US Data Breach Unveils Secret, Sordid Lives of Washington's Elite
Every US federal employee seeking a security clearance must go through the exhausting process of filing a Standard Form 86 (SF 86). As many have pointed out, the form is so meticulous that an individual could fill out over 115 pages.
Those pages detail almost everything about an employer's life. Family members, spouses, and neighbors are just a few of the aspects listed. But the forms also dig deeper, examining personal information a person's own mother may not be aware of. Psychological treatments, outstanding debts, drug use, sexual history - even sexual fantasies. The idea being that the government needs to be aware of any facets of a person's life which could be exploited.
The bad news: whoever hacked into the Office of Personnel Management now knows all of the information they could ever need to blackmail every federal employee.
"It's kind of scary that somebody could know that much about us," a former US diplomat, speaking anonymously, told Reuters.
One example given by officials is of a retired 51-year-old military employee. In filing his security clearance, he listed that he had engaged in a 20-year affair with the wife of his former college roommate. While he entrusted this information to the US government - a red flag on a polygraph test could have ruined his chances at a security clearance - he had not told his wife about his infidelity.
While that individual eventually came clean, confessing to his wife other "key people in applicant's life," it's exactly the kind of potentially damaging information that foreign governments could use to convince a high-level official to provide confidential material.

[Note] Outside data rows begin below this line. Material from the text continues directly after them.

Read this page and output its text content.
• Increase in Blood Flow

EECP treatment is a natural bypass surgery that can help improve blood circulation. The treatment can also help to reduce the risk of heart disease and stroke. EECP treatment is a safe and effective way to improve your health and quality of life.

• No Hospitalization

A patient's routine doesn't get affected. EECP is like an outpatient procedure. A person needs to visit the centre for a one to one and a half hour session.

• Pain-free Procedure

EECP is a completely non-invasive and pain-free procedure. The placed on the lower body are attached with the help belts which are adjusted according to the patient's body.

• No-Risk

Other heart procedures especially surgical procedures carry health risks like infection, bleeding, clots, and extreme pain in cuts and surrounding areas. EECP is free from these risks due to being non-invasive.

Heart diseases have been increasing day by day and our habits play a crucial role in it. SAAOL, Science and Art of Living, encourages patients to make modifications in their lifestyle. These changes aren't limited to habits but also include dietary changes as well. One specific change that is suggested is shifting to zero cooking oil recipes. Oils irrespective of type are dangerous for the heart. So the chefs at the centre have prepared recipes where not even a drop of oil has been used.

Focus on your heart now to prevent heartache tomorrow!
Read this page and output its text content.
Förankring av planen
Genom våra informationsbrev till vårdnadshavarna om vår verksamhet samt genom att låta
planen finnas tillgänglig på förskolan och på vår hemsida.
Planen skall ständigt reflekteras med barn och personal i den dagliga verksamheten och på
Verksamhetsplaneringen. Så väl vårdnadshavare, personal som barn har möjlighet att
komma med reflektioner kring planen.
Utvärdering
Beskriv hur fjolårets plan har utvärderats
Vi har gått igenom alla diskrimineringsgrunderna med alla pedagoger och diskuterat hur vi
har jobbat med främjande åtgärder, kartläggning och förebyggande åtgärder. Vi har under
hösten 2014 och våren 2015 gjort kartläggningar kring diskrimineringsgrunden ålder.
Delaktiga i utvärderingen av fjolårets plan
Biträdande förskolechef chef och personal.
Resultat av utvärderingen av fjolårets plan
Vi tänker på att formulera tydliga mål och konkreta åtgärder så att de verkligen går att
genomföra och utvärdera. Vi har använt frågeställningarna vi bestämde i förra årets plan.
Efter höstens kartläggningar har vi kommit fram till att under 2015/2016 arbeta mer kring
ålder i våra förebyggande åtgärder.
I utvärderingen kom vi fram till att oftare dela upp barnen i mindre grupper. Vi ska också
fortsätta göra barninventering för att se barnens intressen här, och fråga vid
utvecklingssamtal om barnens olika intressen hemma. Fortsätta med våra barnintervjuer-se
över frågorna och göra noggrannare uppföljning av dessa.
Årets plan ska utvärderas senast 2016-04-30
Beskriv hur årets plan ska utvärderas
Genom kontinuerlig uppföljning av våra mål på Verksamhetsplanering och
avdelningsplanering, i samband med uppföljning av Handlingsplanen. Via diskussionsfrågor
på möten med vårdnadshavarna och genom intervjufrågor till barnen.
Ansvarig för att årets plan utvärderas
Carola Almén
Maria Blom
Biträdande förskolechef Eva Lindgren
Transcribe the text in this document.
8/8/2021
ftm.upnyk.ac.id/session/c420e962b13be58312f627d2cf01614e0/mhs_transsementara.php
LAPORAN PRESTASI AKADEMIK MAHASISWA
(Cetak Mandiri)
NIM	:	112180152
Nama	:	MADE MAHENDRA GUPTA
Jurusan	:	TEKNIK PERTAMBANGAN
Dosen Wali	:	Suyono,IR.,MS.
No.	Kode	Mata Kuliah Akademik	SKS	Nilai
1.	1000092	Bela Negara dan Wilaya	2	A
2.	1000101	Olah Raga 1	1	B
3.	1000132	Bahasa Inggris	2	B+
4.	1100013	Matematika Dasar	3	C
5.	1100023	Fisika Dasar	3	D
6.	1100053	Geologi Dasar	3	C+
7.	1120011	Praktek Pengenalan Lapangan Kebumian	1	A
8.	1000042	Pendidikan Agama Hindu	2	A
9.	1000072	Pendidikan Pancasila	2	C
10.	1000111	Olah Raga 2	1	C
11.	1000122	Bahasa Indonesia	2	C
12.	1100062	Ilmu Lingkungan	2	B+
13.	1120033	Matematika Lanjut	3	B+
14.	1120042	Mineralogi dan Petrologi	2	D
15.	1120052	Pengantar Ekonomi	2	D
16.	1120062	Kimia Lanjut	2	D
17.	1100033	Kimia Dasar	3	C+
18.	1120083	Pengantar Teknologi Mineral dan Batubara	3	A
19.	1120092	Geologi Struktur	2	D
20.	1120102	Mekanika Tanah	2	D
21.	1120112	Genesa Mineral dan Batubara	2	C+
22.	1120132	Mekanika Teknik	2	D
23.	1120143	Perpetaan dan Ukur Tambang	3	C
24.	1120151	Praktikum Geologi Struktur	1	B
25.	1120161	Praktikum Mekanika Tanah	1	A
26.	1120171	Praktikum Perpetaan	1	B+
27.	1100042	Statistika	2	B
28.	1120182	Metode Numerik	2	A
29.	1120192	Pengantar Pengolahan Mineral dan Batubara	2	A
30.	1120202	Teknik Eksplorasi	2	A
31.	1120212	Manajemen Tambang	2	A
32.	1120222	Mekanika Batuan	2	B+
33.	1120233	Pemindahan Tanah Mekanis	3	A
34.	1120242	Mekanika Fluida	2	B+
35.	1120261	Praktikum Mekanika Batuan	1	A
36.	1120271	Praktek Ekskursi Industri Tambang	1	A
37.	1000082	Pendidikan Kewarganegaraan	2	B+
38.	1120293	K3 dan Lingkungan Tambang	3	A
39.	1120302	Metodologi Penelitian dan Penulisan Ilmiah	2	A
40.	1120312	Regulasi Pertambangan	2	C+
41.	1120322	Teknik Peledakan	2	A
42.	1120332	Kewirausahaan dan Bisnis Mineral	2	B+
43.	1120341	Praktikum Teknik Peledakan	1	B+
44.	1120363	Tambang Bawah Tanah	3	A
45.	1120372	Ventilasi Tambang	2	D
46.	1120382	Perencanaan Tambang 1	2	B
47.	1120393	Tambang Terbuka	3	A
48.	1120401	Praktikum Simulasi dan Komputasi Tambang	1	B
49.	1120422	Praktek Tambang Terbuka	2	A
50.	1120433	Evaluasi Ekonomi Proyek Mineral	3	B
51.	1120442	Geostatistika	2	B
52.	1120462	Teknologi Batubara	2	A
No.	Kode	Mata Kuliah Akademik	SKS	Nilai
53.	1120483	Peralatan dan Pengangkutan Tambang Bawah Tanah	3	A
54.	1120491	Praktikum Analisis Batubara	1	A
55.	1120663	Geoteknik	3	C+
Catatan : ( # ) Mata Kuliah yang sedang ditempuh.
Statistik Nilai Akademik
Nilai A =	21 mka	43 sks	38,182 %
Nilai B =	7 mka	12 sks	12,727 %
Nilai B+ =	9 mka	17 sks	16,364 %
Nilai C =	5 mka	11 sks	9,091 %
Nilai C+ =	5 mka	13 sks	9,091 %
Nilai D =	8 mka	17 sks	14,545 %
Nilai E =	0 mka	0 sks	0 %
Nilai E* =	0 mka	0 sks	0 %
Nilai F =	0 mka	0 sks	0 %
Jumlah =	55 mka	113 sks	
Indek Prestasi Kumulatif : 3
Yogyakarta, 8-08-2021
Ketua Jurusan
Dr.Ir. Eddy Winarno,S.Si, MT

Even the private affairs of a federal employee's family and associates could be utilized. SF 86 forms list the names of all foreign contacts, and those individuals could be tracked down and either kidnapped or blackmailed to sway a government official.
Details about a federal official's debt could also be exploited, providing foreign intelligence services with an idea of which employees could be bribed, and even for how much. Drug abuse history could be another way for governments to manipulate an individual who may prefer to keep darker aspects of their lives secret.
Then there is the possibility that hundreds of intelligence officers could now be compromised.
"The potential loss here is truly staggering and, by the way, these records are a legitimate foreign intelligence target," General Michael Hayden, former CIA and NSA director, told Reuters.
Intelligence officials note that the names obtained through the data breach could be cross-referenced against the publicly available names of embassy employees to root out undercover operatives.
"Negative information is an indicator just as much as positive information," the US diplomat said.
While US officials have linked the hacks to the Chinese government, they have yet to provide any evidence for the assertion. Beijing denies any role in the cyberattacks.